Po 12 czerwca do więzień, za protesty przeciwko władzy i „legalnie wybranemu prezydentowi”, trafiło wiele osób w tym adwokatów, dziennikarzy, aktywistów i polityków. Mehdi Karroubi – dwukrotny przewodniczący parlamentu, kandydat na prezydenta w niedawnych wyborach oraz zagorzały opozycjonista – oświadczył przed miesiącem, że posiada niezbite dowody na gwałty, których dopuszczają się strażnicy na uwięzionych protestantach. Wielokrotnie domagał się spotkania z przedstawicielami władzy, którym pragnął przekazać dokumenty obarczające strażników. Do spotkania co prawda doszło, ale choć prywatnie zgromadzenie sędziów wyraziło głębokie ubolewanie nad zaistniałymi faktami, to publicznie zaprzeczyło zebranym przez Karroubiego dowodom. W obawie przed wypłynięciem większej liczby „niezbitych dowodów” rząd zakazał wczoraj rozpowszechniania jakichkolwiek wiadomości dotyczących Karroubiego, Mousaviego oraz minionych niedawno wyborów. Uznając opozycyjnych kandydatów za nieistniejących, irańska władza faktycznie zaprzecza wolności czerwcowych wyborów. Parafrazując Shakespeare’a: źle się dzieje w państwie perskim. Mimo to słychać z Iranu głosy radości, oto bowiem nadchodzą zmiany.

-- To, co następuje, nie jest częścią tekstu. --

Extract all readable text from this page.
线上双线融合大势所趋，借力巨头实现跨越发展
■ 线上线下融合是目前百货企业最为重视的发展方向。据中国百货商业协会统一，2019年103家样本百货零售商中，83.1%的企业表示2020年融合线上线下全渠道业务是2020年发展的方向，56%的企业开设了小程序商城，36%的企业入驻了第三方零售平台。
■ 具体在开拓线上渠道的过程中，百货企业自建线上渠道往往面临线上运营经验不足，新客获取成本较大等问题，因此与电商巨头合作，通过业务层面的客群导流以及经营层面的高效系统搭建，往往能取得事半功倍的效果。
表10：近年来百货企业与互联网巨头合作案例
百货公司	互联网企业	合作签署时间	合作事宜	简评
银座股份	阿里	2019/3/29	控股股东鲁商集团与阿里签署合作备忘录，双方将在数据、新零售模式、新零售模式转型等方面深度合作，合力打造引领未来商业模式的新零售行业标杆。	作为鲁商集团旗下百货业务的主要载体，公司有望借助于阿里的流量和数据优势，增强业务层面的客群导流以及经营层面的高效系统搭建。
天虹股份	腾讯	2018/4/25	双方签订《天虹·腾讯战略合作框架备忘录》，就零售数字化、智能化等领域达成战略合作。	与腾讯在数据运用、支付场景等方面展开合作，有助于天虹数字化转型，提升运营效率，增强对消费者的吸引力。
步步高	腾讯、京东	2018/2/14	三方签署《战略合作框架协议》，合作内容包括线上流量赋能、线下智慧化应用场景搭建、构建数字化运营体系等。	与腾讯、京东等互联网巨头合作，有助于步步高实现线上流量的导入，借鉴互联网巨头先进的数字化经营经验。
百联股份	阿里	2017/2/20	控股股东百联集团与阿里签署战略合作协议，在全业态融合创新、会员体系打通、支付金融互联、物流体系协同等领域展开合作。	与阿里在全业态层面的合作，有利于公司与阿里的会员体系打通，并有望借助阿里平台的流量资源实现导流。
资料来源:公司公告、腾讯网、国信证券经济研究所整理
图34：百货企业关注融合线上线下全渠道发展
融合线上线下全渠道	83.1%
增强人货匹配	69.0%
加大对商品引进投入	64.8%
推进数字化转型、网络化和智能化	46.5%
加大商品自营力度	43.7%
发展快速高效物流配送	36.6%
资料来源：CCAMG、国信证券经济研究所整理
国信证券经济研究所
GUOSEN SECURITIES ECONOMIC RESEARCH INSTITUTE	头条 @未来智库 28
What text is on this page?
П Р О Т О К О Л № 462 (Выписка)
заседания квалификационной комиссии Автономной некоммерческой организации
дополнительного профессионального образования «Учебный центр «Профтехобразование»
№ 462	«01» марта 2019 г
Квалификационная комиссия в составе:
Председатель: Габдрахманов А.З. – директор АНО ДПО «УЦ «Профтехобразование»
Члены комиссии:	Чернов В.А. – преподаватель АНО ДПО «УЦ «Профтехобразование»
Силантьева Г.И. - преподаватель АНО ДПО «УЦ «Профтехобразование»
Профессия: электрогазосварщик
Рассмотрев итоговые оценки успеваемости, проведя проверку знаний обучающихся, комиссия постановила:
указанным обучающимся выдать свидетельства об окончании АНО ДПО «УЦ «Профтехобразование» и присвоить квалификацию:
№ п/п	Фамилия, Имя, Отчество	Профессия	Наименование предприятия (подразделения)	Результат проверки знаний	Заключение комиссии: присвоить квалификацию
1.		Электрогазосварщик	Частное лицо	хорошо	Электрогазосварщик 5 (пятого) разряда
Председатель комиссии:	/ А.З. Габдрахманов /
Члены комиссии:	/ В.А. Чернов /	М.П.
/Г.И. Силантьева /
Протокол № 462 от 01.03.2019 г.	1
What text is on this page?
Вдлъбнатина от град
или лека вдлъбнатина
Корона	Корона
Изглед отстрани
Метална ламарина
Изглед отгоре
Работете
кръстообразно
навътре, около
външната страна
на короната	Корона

W miarę zwalczania opozycji wzmagają się w Iranie nastroje rewolucyjne. Cywile wdrażają w życie „The Rooftop Project” – gromadzą się nocami na dachach i balkonach wyśpiewując razem „Allah-o-akbar”. Religijne zawołanie ma jednak niewiele wspólnego z żarliwą wiarą. Faktycznie „ma to na celu wyrażenie oporu, nadziei, frustracji, a ponad wszystko jest sposobem na solidaryzację narodu we wspólnej sprawie. Dopóki słyszalne jest echo nocnych śpiewów, dopóty Iran nie jest wolny. To ścieżka dźwiękowa rewolucji”. Podczas ostatnich demonstracji protestujący zastąpili rządowe motto „Niezależność, wolność, Islamska Republika” hasłem „Niezależność, wolność, IRAŃSKA Republika”. Czara goryczy zdaje się przelewać, a bańka mydlana Islamskiej Republiki musi w końcu pęknąć. Być może początkiem końca teokracji irańskiej będą nadchodzące dni. Przed trzydziestoma laty ajatollah Chomeini uznał ostatni piątek Ramadanu międzynarodowym dniem solidarności z Palestyną (tzw. Rooz-e jahaany-e Qods), który ma wybitnie antyzachodnią i antysyjonistyczną wymowę. Z tej okazji wolno organizować legalne protesty i demonstracje. „Zielona rewolucja” z pewnością wykorzysta szansę i wyjdzie tłumnie na ulice Iranu głosząc swój sprzeciw i chęć obalenia teokratycznego reżimu.